This is toy implementation of transformer tts: https://arxiv.org/pdf/1809.08895.pdf
Main simplifications:
- without tokenizer
- without scaled pos-encoding
- without vokoder, only Griffin-Lim
Train time: ~1 day on V100
- hello_world: https://on.soundcloud.com/orgCk
- london is the capital: https://on.soundcloud.com/YMZzC
- Weighs: train_SimpleTransfromerTTS.pt
import IPython
import torch
from model import TransformerTTS
from melspecs import inverse_mel_spec_to_wav
from write_mp3 import write_mp3
train_saved_path = "<your-path>/train_SimpleTransfromerTTS.pt"

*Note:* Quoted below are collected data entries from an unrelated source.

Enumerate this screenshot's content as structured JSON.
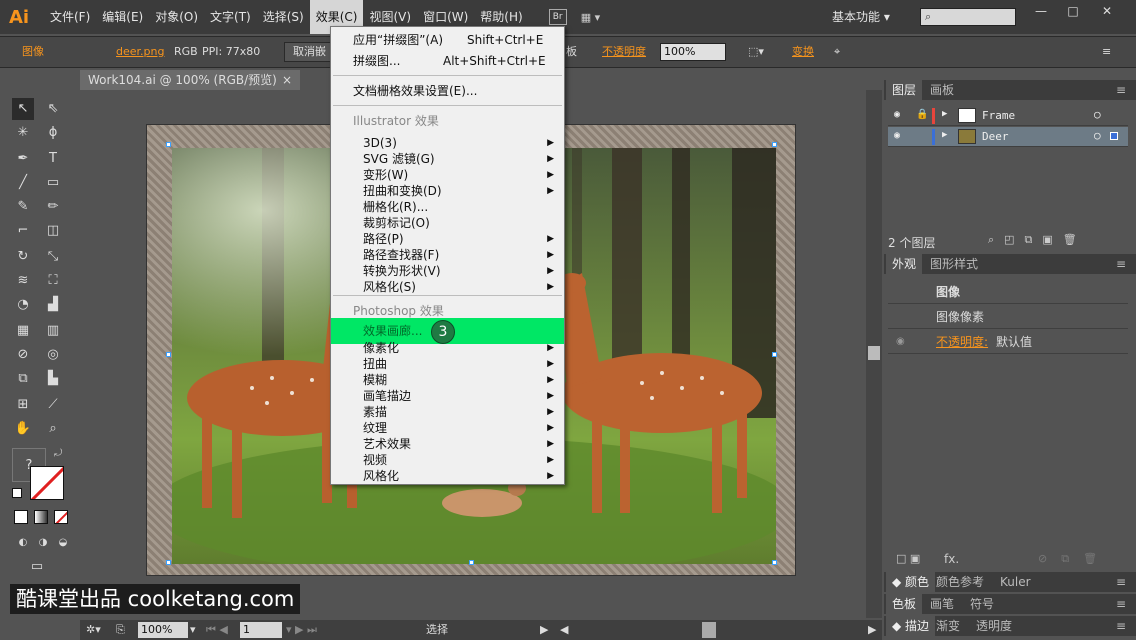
{
  "app": {
    "logo": "Ai",
    "menus": [
      "文件(F)",
      "编辑(E)",
      "对象(O)",
      "文字(T)",
      "选择(S)",
      "效果(C)",
      "视图(V)",
      "窗口(W)",
      "帮助(H)"
    ],
    "active_menu": "效果(C)",
    "bridge_label": "Br",
    "workspace": "基本功能 ▾",
    "window_controls": [
      "—",
      "□",
      "✕"
    ]
  },
  "control_bar": {
    "object_type": "图像",
    "file_name": "deer.png",
    "color_mode": "RGB",
    "ppi": "PPI: 77x80",
    "cancel_embed": "取消嵌",
    "dropdown_fragment": "板",
    "opacity_label": "不透明度",
    "opacity_value": "100%",
    "transform_label": "变换"
  },
  "document": {
    "tab_title": "Work104.ai @ 100% (RGB/预览)",
    "tab_close": "×"
  },
  "effect_menu": {
    "apply_last": {
      "label": "应用“拼缀图”(A)",
      "shortcut": "Shift+Ctrl+E"
    },
    "last_effect": {
      "label": "拼缀图...",
      "shortcut": "Alt+Shift+Ctrl+E"
    },
    "raster_settings": "文档栅格效果设置(E)...",
    "illustrator_header": "Illustrator 效果",
    "illustrator_items": [
      "3D(3)",
      "SVG 滤镜(G)",
      "变形(W)",
      "扭曲和变换(D)",
      "栅格化(R)...",
      "裁剪标记(O)",
      "路径(P)",
      "路径查找器(F)",
      "转换为形状(V)",
      "风格化(S)"
    ],
    "illustrator_submenus": [
      true,
      true,
      true,
      true,
      false,
      false,
      true,
      true,
      true,
      true
    ],
    "photoshop_header": "Photoshop 效果",
    "gallery": "效果画廊...",
    "photoshop_items": [
      "像素化",
      "扭曲",
      "模糊",
      "画笔描边",
      "素描",
      "纹理",
      "艺术效果",
      "视频",
      "风格化"
    ],
    "step_badge": "3"
  },
  "layers_panel": {
    "tabs": [
      "图层",
      "画板"
    ],
    "layers": [
      {
        "name": "Frame",
        "color": "#e8453c"
      },
      {
        "name": "Deer",
        "color": "#3a6fd8"
      }
    ],
    "count": "2 个图层"
  },
  "appearance_panel": {
    "tabs": [
      "外观",
      "图形样式"
    ],
    "title": "图像",
    "pixels": "图像像素",
    "opacity_label": "不透明度:",
    "opacity_value": "默认值",
    "fx_label": "fx."
  },
  "bottom_panels": {
    "row1": [
      "颜色",
      "颜色参考",
      "Kuler"
    ],
    "row2": [
      "色板",
      "画笔",
      "符号"
    ],
    "row3": [
      "描边",
      "渐变",
      "透明度"
    ]
  },
  "status_bar": {
    "zoom": "100%",
    "page": "1",
    "tool": "选择"
  },
  "toolbar": {
    "fill_stroke_help": "?"
  },
  "watermark": "酷课堂出品 coolketang.com",
  "colors": {
    "highlight": "#00e765",
    "accent": "#f7941d",
    "badge": "#1f7a43"
  }
}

state = torch.load(train_saved_path)
model = TransformerTTS().cuda()
model.load_state_dict(state["model"])
text = "Hello, World."
name_file = "hello_world.mp3"
postnet_mel, gate = model.inference(
text_to_seq(text).unsqueeze(0).cuda(),
gate_threshold=1e-5,
with_tqdm = False
)
audio = inverse_mel_spec_to_wav(postnet_mel.detach()[0].T)
plt.plot(
torch.sigmoid(gate[0, :]).detach().cpu().numpy()
)
write_mp3(
audio.detach().cpu().numpy(),
name_file
)
IPython.display.Audio(
audio.detach().cpu().numpy(),
rate=hp.sr
)
- Dowload wavs
- Dowload metafiles
- Edit paths
csv_path
,wav_path
,save_path
,log_path
in hyperparams.py - Run
python train.py